Someone said on the radio the other day that, in America’s current condition, a total solar eclipse could be just what the nation needs. An ‘awesome’ experience, one that merits the overused adjective, with the power perhaps to draw a divided nation together – even if only momentarily. Its path across the States makes it likely to be one of the most watched ever; and in our social media age, doubtless one of, if not the most shared.
I well recall the last total eclipse to touch Blighty – that’s to say, clip our south-western corner of Cornwall – at 11 minutes past 11, on the 11th of August 1999 – a timing coincidence not matched again on these shores till Andy Murray lifted the Wimbledon crown amid a rash of fortuitous ‘7’s. The celestial event arrived at a significant time for me (though I was in the north of Scotland, so unable to witness its full glory). I was emerging from a period of spiritual depression; which can sound a bit weighty and worthy, but I just mean I’d been in the grip of negative thought patterns that banished hope and struck right at the core of my sense of well-being. The effect of finally finding inner release, not least through a fresh insight of divine mercy in a book called ‘Guilt and grace’ by Paul Tournier, at the time struck me as akin to the magical moment when a splash of light at last breaks out again from behind the moon’s blackened disc.
The extraordinary cosmic coincidence at the heart of an eclipse is now quite well known: the (variable but to all intents and purposes ‘perfect’) fit of moon disc over the sun, enabled by the ‘400 times larger, 400 times further away’ relation of sun to moon. I tend to think such a quirk of celestial geometry could perhaps engender more wonder and deeper questioning than it does in our sceptical culture, though I wouldn’t want to posit such a crass conclusion as ‘startling solar eclipse stats, therefore God’. But I do feel that the extraordinary spectacle and experience that an eclipse creates, at least provides a rare opportunity to reflect a little deeper on life, our place in the cosmos, and indeed the meaning of it all.

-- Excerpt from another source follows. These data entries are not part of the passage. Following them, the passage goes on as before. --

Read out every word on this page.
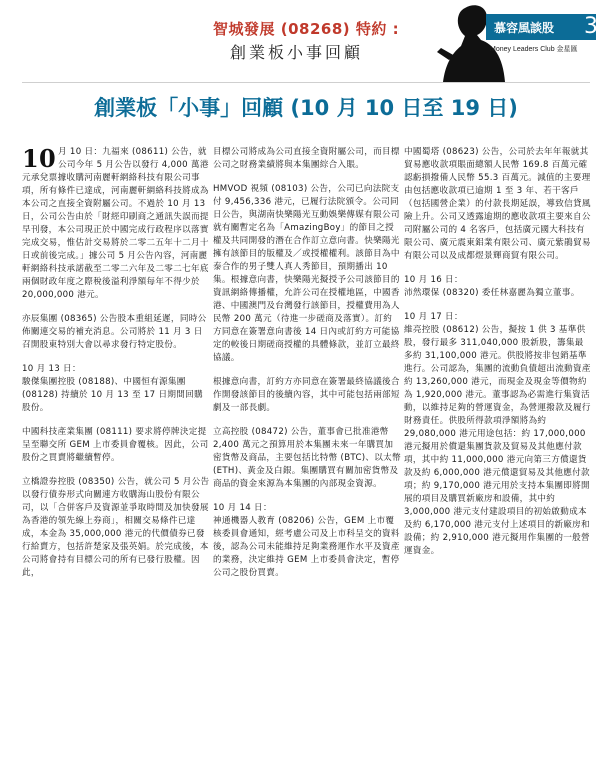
智城發展 (08268) 特約 :
創業板小事回顧
慕容風談股 3
Money Leaders Club 金星匯
創業板「小事」回顧 (10 月 10 日至 19 日)

10 月 10 日：九福來 (08611) 公告，就公司今年 5 月公告以發行 4,000 萬港元承兌票據收購河南麗軒網絡科技有限公司事項，所有條件已達成，河南麗軒網絡科技將成為本公司之直接全資附屬公司。不過於 10 月 13 日，公司公告由於「財經印刷商之通訊失誤而提早刊發，本公司現正於中國完成行政程序以落實完成交易，惟估計交易將於二零二五年十二月十日或前後完成。」據公司 5 月公告內容，河南麗軒網絡科技承諾截至二零二六年及二零二七年底兩個財政年度之際稅後溢利淨額每年不得少於 20,000,000 港元。

亦辰集團 (08365) 公告股本重組延遲，同時公佈關連交易的補充消息。公司將於 11 月 3 日召開股東特別大會以尋求發行特定股份。

10 月 13 日：

駿傑集團控股 (08188)、中國恒有源集團 (08128) 持續於 10 月 13 至 17 日期間回購股份。

中國科技產業集團 (08111) 要求將停牌決定提呈至聯交所 GEM 上市委員會覆核。因此，公司股份之買賣將繼續暫停。

立橋證券控股 (08350) 公告，就公司 5 月公告以發行債券形式向關連方收購海山股份有限公司，以「合併客戶及資源並爭取時間及加快發展為香港的領先線上券商」，相關交易條件已達成，本金為 35,000,000 港元的代價債券已發行給賣方，包括許楚家及張英娟。於完成後，本公司將會持有目標公司的所有已發行股權。因此，

目標公司將成為公司直接全資附屬公司，而目標公司之財務業績將與本集團綜合入賬。

HMVOD 視頻 (08103) 公告，公司已向法院支付 9,456,336 港元，已履行法院頒令。公司同日公告，與湖南快樂陽光互動娛樂傳媒有限公司就有關暫定名為「AmazingBoy」的節目之授權及共同開發的潛在合作訂立意向書。快樂陽光擁有該節目的版權及／或授權權利。該節目為中泰合作的男子雙人真人秀節目，預期播出 10 集。根據意向書，快樂陽光擬授予公司該節目的資訊網絡傳播權，允許公司在授權地區，中國香港、中國澳門及台灣發行該節目，授權費用為人民幣 200 萬元（待進一步磋商及落實）。訂約方同意在簽署意向書後 14 日內或訂約方可能協定的較後日期磋商授權的具體條款，並訂立最終協議。

根據意向書，訂約方亦同意在簽署最終協議後合作開發該節目的後續內容，其中可能包括兩部短劇及一部長劇。

立高控股 (08472) 公告，董事會已批准港幣 2,400 萬元之預算用於本集團未來一年購買加密貨幣及商品，主要包括比特幣 (BTC)、以太幣 (ETH)、黃金及白銀。集團購買有關加密貨幣及商品的資金來源為本集團的內部現金資源。

10 月 14 日：

神通機器人教育 (08206) 公告，GEM 上市覆核委員會通知，經考慮公司及上市科呈交的資料後，認為公司未能維持足夠業務運作水平及資產的業務，決定維持 GEM 上市委員會決定，暫停公司之股份買賣。

中國蜀塔 (08623) 公告，公司於去年年報就其貿易應收款項賬面總額人民幣 169.8 百萬元確認虧損撥備人民幣 55.3 百萬元。減值的主要理由包括應收款項已逾期 1 至 3 年、若干客戶（包括國營企業）的付款長期延誤，導致信貸風險上升。公司又透露逾期的應收款項主要來自公司附屬公司的 4 名客戶，包括廣元國大科技有限公司、廣元震東鋁業有限公司、廣元紫鵑貿易有限公司以及成都煜景輝商貿有限公司。

10 月 16 日：

沛然環保 (08320) 委任林嘉麗為獨立董事。

10 月 17 日：

維亮控股 (08612) 公告，擬按 1 供 3 基準供股，發行最多 311,040,000 股新股，籌集最多約 31,100,000 港元。供股將按非包銷基準進行。公司認為，集團的流動負債超出流動資產約 13,260,000 港元，而現金及現金等價物約為 1,920,000 港元。董事認為必需進行集資活動，以維持足夠的營運資金，為營運撥款及履行財務責任。供股所得款項淨額將為約 29,080,000 港元用途包括：約 17,000,000 港元擬用於償還集團貨款及貿易及其他應付款項，其中約 11,000,000 港元向第三方償還貨款及約 6,000,000 港元償還貿易及其他應付款項；約 9,170,000 港元用於支持本集團即將開展的項目及購買新廠房和設備，其中約 3,000,000 港元支付建設項目的初始啟動成本及約 6,170,000 港元支付上述項目的新廠房和設備；約 2,910,000 港元擬用作集團的一般營運資金。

Ponder for a moment its attendant marvels: a deepening hush, illumination of stars and planets, revelation of the mysterious milky dancing corona…sudden sparkle of the ‘diamond ring’… the sense these phenomena give people of unity and cosmic connection. There is a gift quality to this event, a beckoning to search deeper, an invitation to encounter… It’s not easy to say more without cheapening what I’m trying to express. But if there is perchance a transcendent, numinous and personal Reality out there, there’s nothing in nature to rival this event for its power to coax you to ‘taste and see’… It’d be a shame, to put it mildly, to return to the humdrum unchanged.
I leave the last word to a fabulous piece of eclipse writing by Pulitzer-prize winning Annie Dillard in ‘Total Eclipse’, about the last US one in 1979: ‘The second before the sun went out we saw a wall of dark shadow come speeding at us…the monstrous swift shadow cone of the moon…It was as though an enormous, loping god in the sky had reached down and slapped the earth’s face’. (from ‘Teaching a Stone to Talk’, 1982.)